A Wikipedia page for the Cadbury Caramilk bar was anonymously edited by a computer with a DND Internet Protocol address, according to the Twitter handle Government of Canada Edits. The edit corrected the erroneous information that the confection is a chocolate bar.
On the Cadbury Caramilk page, the word “chocolate bar” was changed to “candy bar,” and “chocolate exterior” was clarified to reflect that it is merely “chocolate flavoured.”
The account @gccaedits automatically tweets whenever somebody edits a Wikipedia page from a list of known Canadian government IP addresses.
“The Caramilk bar does not meet the legal definition of a chocolate bar in Canada due to the use of vegetable oils in production,” wrote the anonymous DND editor in a note about the revision.
“This probably extends to the U.S. as well, where it would have to be labelled as chocolatey or ‘made with chocolate.’ Edited the description to reflect ‘candy bar,’ instead of chocolate bar, rather than describe the difference.”
The Canadian Food Inspection Agency, which oversees-food labelling rules, is very particular about what can and can’t be called “chocolate.”
Division 4 of the Food and Drug Regulations specifies that chocolate shall only be made with cocoa butter.

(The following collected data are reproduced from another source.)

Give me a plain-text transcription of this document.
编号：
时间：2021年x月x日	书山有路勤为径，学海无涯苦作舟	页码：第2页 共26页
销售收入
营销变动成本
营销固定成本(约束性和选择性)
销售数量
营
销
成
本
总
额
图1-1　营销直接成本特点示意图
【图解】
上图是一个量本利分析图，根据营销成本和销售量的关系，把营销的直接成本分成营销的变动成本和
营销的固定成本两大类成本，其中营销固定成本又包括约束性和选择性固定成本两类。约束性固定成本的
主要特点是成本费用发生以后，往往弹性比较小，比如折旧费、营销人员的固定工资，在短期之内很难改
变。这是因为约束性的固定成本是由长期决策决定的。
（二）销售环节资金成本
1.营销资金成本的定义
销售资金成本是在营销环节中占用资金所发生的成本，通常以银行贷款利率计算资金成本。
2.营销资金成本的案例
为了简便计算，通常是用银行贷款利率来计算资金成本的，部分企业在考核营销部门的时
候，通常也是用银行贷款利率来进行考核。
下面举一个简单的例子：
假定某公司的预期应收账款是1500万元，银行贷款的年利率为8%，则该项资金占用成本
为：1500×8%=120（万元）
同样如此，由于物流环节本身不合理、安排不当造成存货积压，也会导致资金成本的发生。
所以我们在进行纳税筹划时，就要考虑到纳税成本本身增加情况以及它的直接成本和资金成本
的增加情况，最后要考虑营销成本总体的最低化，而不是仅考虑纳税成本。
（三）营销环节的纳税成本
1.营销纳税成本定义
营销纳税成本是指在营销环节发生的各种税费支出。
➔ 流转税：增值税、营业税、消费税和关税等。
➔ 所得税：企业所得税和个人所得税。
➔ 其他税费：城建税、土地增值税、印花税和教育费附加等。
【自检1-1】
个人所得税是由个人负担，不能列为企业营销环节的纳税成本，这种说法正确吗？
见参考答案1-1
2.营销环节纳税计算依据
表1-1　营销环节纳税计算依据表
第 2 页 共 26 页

Once vegetable oil is added the foodstuff becomes “chocolate-flavoured,” not pure “chocolate.”
“Compound coatings, which are products having the appearance, but not the composition of, chocolate, are often used as an outside layer or coating for biscuits, candy and frozen confections or as chips within baked goods,” says a guidance document published on the CFIA website.
“There should be no indication in the advertisements for these products that the coatings are ‘chocolate.’ However, ‘chocolate flavoured,’ ‘chocolatelike’ and ‘chocolaty’ have been accepted as appropriate descriptions of such coatings and chips.”
Caramilk, an indulgent treat filled with ooey-gooey caramel and covered in a chocolate-flavoured shell, is made in Toronto at the Cadbury factory on Gladstone Ave. The treat is similar to confections marketed under the name “Caramello” in the U.S. and “Dairy Milk Caramel” in the U.K.
The bar lists unsweetened chocolate as one of its ingredients, but, because it’s mixed with other ingredients, the package clearly says “candy,” not “chocolate.”